Recently, due to the increasingly apparent moral limits of the market, and models of global governance, exposed again by recurring crisis, scholars from the distinct but complementary streams of virtue ethics and institutional economics have renewed interest in a “Commons Paradigm” and the need to increase awareness of the “Language of the Commons”. Drawing on literature from business ethics (the Common-good of the Firm), institutional economics (Institutions of Collective Action, Economics of Conventions), and strengthened by Critical Theory, the heart of our research is motivated by the ambitious aim of shifting the purpose of business and HRM towards the goals of societal transformation and human emancipation, which in turn, ideally acts as a driver for an ecological transition.

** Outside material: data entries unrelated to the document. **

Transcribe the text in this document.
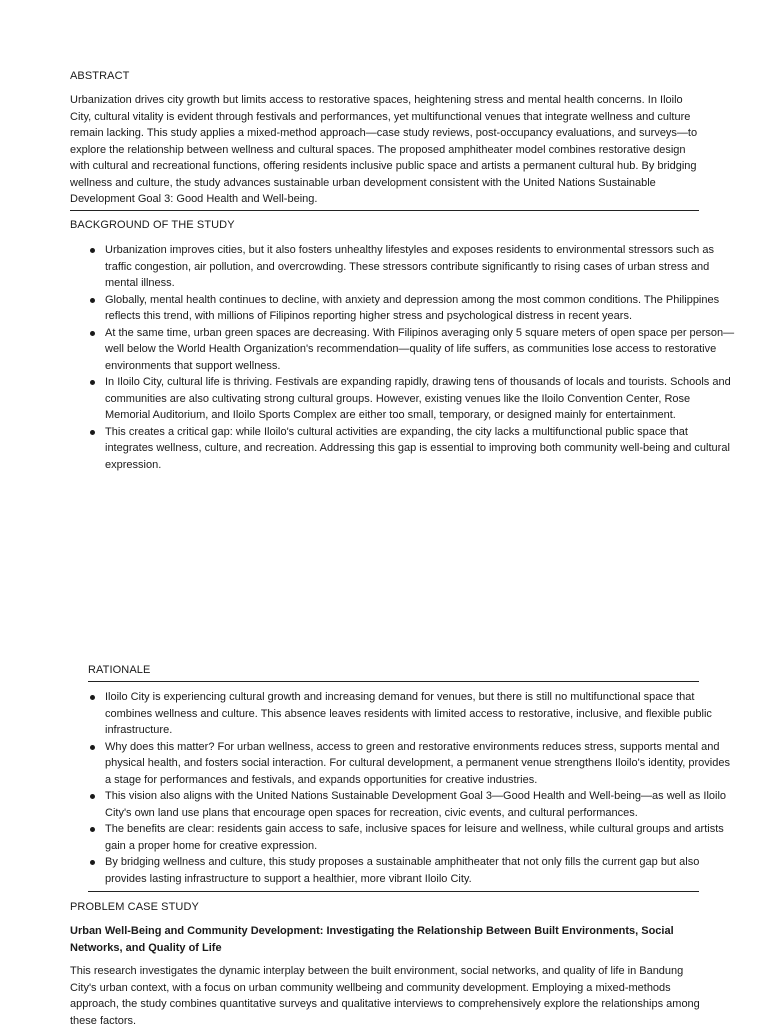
ABSTRACT

Urbanization drives city growth but limits access to restorative spaces, heightening stress and mental health concerns. In Iloilo City, cultural vitality is evident through festivals and performances, yet multifunctional venues that integrate wellness and culture remain lacking. This study applies a mixed-method approach—case study reviews, post-occupancy evaluations, and surveys—to explore the relationship between wellness and cultural spaces. The proposed amphitheater model combines restorative design with cultural and recreational functions, offering residents inclusive public space and artists a permanent cultural hub. By bridging wellness and culture, the study advances sustainable urban development consistent with the United Nations Sustainable Development Goal 3: Good Health and Well-being.

BACKGROUND OF THE STUDY
Urbanization improves cities, but it also fosters unhealthy lifestyles and exposes residents to environmental stressors such as traffic congestion, air pollution, and overcrowding. These stressors contribute significantly to rising cases of urban stress and mental illness.
Globally, mental health continues to decline, with anxiety and depression among the most common conditions. The Philippines reflects this trend, with millions of Filipinos reporting higher stress and psychological distress in recent years.
At the same time, urban green spaces are decreasing. With Filipinos averaging only 5 square meters of open space per person—well below the World Health Organization's recommendation—quality of life suffers, as communities lose access to restorative environments that support wellness.
In Iloilo City, cultural life is thriving. Festivals are expanding rapidly, drawing tens of thousands of locals and tourists. Schools and communities are also cultivating strong cultural groups. However, existing venues like the Iloilo Convention Center, Rose Memorial Auditorium, and Iloilo Sports Complex are either too small, temporary, or designed mainly for entertainment.
This creates a critical gap: while Iloilo's cultural activities are expanding, the city lacks a multifunctional public space that integrates wellness, culture, and recreation. Addressing this gap is essential to improving both community well-being and cultural expression.
RATIONALE
Iloilo City is experiencing cultural growth and increasing demand for venues, but there is still no multifunctional space that combines wellness and culture. This absence leaves residents with limited access to restorative, inclusive, and flexible public infrastructure.
Why does this matter? For urban wellness, access to green and restorative environments reduces stress, supports mental and physical health, and fosters social interaction. For cultural development, a permanent venue strengthens Iloilo's identity, provides a stage for performances and festivals, and expands opportunities for creative industries.
This vision also aligns with the United Nations Sustainable Development Goal 3—Good Health and Well-being—as well as Iloilo City's own land use plans that encourage open spaces for recreation, civic events, and cultural performances.
The benefits are clear: residents gain access to safe, inclusive spaces for leisure and wellness, while cultural groups and artists gain a proper home for creative expression.
By bridging wellness and culture, this study proposes a sustainable amphitheater that not only fills the current gap but also provides lasting infrastructure to support a healthier, more vibrant Iloilo City.
PROBLEM CASE STUDY

Urban Well-Being and Community Development: Investigating the Relationship Between Built Environments, Social Networks, and Quality of Life

This research investigates the dynamic interplay between the built environment, social networks, and quality of life in Bandung City's urban context, with a focus on urban community wellbeing and community development. Employing a mixed-methods approach, the study combines quantitative surveys and qualitative interviews to comprehensively explore the relationships among these factors.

Due to a current lack of agreement on conceptualization, a clear strategic plan as how to operationalize Sustainable HRM has yet to emerge. Specifically we aim therefore to develop a new “Common-Good HRM” paradigm (including a distinct definition, characteristics and an operational framework), to help organizations and future scholars overcome institutional bias, asymmetries of value and to contribute more to the common-good. Our research focuses on but is not limited to addressing the following questions, namely:
1. How suitable are current “business-sustainability” HRM models in addressing the “Grand Challenges of our time and in achieving the objectives of the UNOs Sustainable Development goals?
2. To what extend would a more inclusive, bottom-up, “Common-Good HRM” model offer a better alternative to top-down models of global governance?
3. What contribution can a Common-Good HRM approach make to workplace democracy and employee engagement?
4. What are the operational implications for HRM policy, strategies and practices in introducing a more collectivist, action-based “Common-Good HRM” perspective?
5. What is the role of organizational structure and context, localized frames of reference and established labour-conventions in the implementation and acceptance of a paradigm shift towards the common-good?
6. How important are employee perceptions, beliefs and motivations?
7. From a common-good perspective, how does the rise of Digital-Capitalism and the Platform Economy represent a particular threat to the aim of Sustainable HRM?
8. How can a reliable instrument be developed to capture, measure and evaluate the common-good effectiveness of this new paradigm as a tool for future Sustainable HRM scholars?
9. How can the new insights gained from our research be utilized to help to enhance our professional reflexivity, bridge the growing theory to practice gap and positively impact our teaching and the student learning experience?